Türkiye’de (örneğin) 2008-17 yılları arasında neler oldu, diye bakıldığında genel bir kanaat elde etmek mümkün olacaktır. Ancak olaylara birlikte bakmak gerekiyor! Aşağıda tabloda hatırlanabilecekleri sıraladım, buradan takip edelim.
Bu tablonun işaret ettiklerinin önemi şudur: Bunlar Türkiye’nin bölgesinde (sınırının hemen yanında, sorumluluk ve ilgi alanında) meydana gelen olaylardır; ki ABD (ve İsrail) bu konuda önemli bir beklenti içindedir. Diğer yandan bunlar, ülke içinde ve koruması gereken sınırında yaşanan olaylardır; ki burada FETÖ/PDY, KCK/PKK terörü, siyaset kurumu vardır. İşte bu kutup ile yani iç ve dış çerçeve içinde olaya bütünsel açıdan bakılabilmesidir.
Bir canlı organizmanın varlığı için en önemli konusu zarı veya derisidir. Değil mi? Ülkeler de canlı organizmalar gibidir ve sınırları onu var eden temel belirleyicisidir. Bu çok temel konuyu işaret etmek istedim, zira konu siyasal coğrafyada değişiklik ise bu varlıkla alakalı bir mesele olmaktadır.
Tabloda görülen detayı tek tek sıralamayacağım, belli bazı noktalara değineceğim. Konuyla ilgilenenlerin ABD’de Barack Obama döneminin başladığı 2009’u dikkatten uzak tutmamaları gerekir. Zira bu dönemle birlikte bölgemizde Vekalet Savaşı; Arap Baharı ve Suriye İç Savaşı başladı; Irak ve Suriye’de DAEŞ terörü ortaya çıktı, onun boşalttığı yerlere ABD’nin (ve onun bölgedeki değişmez ortağı İsrail’in) istediği PKK/YPG unsurları (2015 sonrası SDG imal edilip böyle anılmaya başlandı, şimdi bunu da başka hale dönüştürüp siyasileştiriyorlar,) yerleştirildi.
Burada akıldan çıkarılmaması gereken konu şudur: ABD siyasi haritada değişiklik yapmak istemektedir. Bu ne demek? Mevcut bölgedeki ülkelere, Rusya gibi güçlere rağmen bir siyasi harita düzenlemesi yapılacak ise projenin buna göre şekillendirilip uygulanması şarttır.

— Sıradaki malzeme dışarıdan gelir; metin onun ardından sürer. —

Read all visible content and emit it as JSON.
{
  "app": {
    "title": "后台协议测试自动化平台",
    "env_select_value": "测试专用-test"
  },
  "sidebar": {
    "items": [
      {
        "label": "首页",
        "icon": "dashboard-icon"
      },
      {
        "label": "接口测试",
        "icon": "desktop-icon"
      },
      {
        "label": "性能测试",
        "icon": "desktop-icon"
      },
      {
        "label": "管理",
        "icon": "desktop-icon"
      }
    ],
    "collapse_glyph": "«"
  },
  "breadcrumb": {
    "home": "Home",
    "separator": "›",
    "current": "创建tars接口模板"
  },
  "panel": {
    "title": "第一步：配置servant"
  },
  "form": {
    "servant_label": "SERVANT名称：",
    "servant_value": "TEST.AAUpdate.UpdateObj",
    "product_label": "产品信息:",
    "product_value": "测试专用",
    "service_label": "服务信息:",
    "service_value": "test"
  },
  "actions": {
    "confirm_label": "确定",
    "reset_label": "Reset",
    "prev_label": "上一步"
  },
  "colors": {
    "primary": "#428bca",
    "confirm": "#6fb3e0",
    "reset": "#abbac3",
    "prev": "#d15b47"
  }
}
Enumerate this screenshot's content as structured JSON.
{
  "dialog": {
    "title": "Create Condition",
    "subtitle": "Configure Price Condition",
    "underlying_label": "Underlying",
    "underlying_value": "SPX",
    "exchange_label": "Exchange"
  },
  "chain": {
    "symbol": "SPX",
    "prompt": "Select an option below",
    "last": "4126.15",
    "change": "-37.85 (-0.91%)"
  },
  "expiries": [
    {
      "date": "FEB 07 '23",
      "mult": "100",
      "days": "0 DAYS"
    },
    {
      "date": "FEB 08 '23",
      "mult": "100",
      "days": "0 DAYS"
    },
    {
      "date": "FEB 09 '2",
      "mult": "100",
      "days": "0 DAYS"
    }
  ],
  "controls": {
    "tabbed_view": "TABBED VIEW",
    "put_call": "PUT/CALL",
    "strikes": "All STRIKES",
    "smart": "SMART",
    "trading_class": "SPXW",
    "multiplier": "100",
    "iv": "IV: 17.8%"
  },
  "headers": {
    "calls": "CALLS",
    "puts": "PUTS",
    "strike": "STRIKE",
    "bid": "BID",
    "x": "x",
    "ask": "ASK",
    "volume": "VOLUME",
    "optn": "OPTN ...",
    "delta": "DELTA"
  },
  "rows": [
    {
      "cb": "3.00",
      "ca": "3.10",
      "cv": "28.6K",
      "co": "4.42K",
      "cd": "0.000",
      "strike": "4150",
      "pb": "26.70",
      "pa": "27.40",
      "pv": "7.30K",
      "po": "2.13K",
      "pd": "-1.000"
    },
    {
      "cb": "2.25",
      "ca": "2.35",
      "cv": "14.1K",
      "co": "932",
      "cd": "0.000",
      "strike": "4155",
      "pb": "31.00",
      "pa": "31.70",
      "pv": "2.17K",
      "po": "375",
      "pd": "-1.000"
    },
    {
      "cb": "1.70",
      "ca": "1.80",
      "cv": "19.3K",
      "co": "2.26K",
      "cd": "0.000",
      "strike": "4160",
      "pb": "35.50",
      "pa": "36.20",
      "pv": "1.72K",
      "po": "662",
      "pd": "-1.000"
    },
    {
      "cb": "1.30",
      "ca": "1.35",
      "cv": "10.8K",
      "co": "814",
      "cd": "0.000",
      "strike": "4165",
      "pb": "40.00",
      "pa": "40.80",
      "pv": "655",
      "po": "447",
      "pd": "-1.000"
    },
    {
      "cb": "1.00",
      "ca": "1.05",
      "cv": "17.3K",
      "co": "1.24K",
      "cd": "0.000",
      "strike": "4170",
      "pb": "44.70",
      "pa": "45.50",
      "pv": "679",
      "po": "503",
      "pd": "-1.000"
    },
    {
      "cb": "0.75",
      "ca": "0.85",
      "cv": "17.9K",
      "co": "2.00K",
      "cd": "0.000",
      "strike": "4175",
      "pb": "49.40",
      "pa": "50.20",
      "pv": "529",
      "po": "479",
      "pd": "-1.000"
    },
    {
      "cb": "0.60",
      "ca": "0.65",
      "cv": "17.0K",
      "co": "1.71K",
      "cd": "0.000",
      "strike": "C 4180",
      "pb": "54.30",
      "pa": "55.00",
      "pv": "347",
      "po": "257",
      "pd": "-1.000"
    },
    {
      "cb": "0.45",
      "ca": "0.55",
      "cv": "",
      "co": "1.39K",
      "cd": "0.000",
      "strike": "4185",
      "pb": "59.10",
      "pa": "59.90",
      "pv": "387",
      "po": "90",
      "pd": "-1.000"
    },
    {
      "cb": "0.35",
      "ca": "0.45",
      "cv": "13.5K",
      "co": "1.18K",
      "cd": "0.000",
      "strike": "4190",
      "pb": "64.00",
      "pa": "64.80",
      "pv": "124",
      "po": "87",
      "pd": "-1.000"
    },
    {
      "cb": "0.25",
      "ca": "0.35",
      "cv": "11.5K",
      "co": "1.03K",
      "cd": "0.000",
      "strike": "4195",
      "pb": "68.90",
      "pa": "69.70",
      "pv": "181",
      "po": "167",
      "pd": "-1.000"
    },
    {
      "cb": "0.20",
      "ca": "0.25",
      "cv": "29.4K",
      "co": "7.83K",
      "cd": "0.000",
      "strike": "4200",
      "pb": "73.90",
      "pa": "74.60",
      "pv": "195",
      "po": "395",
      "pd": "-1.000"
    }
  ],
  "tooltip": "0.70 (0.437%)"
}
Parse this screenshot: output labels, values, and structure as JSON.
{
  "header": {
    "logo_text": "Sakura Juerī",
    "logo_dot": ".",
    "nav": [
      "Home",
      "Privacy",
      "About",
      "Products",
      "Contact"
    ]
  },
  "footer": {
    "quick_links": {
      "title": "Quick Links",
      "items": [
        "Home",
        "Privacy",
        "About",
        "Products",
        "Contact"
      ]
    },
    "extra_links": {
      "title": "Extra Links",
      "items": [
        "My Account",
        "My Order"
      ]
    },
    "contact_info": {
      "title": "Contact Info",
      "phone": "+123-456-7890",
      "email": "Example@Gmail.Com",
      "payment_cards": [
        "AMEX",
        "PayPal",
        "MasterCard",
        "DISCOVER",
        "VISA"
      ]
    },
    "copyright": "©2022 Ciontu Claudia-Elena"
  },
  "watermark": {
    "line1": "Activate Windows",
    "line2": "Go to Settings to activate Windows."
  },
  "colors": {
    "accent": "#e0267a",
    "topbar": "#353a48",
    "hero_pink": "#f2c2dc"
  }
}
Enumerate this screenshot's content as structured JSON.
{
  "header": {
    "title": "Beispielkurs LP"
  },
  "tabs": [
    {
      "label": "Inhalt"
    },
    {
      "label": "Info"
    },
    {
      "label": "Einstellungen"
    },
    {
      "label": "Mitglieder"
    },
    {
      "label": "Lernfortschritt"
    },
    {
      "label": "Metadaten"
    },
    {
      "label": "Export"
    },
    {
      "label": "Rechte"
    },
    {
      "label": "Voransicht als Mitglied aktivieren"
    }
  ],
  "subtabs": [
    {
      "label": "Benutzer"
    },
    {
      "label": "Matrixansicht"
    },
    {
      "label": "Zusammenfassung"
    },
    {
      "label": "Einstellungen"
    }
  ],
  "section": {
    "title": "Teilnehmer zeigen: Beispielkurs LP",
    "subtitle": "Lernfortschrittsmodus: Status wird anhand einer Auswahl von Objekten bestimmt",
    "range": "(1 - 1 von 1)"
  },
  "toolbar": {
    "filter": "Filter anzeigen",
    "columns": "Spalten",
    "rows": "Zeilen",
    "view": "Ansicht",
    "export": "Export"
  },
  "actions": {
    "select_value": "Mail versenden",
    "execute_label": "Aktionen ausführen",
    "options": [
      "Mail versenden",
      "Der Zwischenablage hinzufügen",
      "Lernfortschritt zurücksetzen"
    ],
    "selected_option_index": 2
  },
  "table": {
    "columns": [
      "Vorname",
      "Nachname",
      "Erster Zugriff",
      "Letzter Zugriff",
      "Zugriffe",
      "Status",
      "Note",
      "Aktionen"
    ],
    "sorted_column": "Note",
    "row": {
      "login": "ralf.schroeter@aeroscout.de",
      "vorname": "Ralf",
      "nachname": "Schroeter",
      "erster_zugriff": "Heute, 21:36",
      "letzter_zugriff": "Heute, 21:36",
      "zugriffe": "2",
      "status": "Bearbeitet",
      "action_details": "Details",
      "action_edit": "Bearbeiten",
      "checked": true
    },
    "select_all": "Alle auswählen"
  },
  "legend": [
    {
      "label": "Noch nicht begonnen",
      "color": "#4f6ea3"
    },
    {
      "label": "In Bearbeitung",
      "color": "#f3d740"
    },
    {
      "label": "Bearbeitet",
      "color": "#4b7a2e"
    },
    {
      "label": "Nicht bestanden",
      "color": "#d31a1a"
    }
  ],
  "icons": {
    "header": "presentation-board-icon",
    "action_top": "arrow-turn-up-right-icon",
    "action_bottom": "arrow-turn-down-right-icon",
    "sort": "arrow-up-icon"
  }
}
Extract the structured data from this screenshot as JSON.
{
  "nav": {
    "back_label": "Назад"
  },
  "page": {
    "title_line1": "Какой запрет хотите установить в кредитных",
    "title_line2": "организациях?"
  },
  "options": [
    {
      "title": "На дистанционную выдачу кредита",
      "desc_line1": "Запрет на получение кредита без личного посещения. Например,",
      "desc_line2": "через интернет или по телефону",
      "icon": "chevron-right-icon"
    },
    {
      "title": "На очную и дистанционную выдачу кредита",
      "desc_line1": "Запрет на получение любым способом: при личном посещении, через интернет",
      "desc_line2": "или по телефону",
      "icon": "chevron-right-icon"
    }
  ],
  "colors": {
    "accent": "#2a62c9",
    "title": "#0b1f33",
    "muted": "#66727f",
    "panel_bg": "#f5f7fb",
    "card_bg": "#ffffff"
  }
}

Böylesi büyük (coğrafi büyüklüğün yanı sıra milyonlarca insanı ilgilendiriyor) bir projede, eğer ittifak içinde olduğunuz ülke Türkiye var ise her ne olursa olsun, yapılacaklara itirazın gelmeyeceği bir ortamın, atmosferin hazırlanmış olması gerekecektir. (İsrail’in bölgedeki en büyük rakibi Türkiye’dir.)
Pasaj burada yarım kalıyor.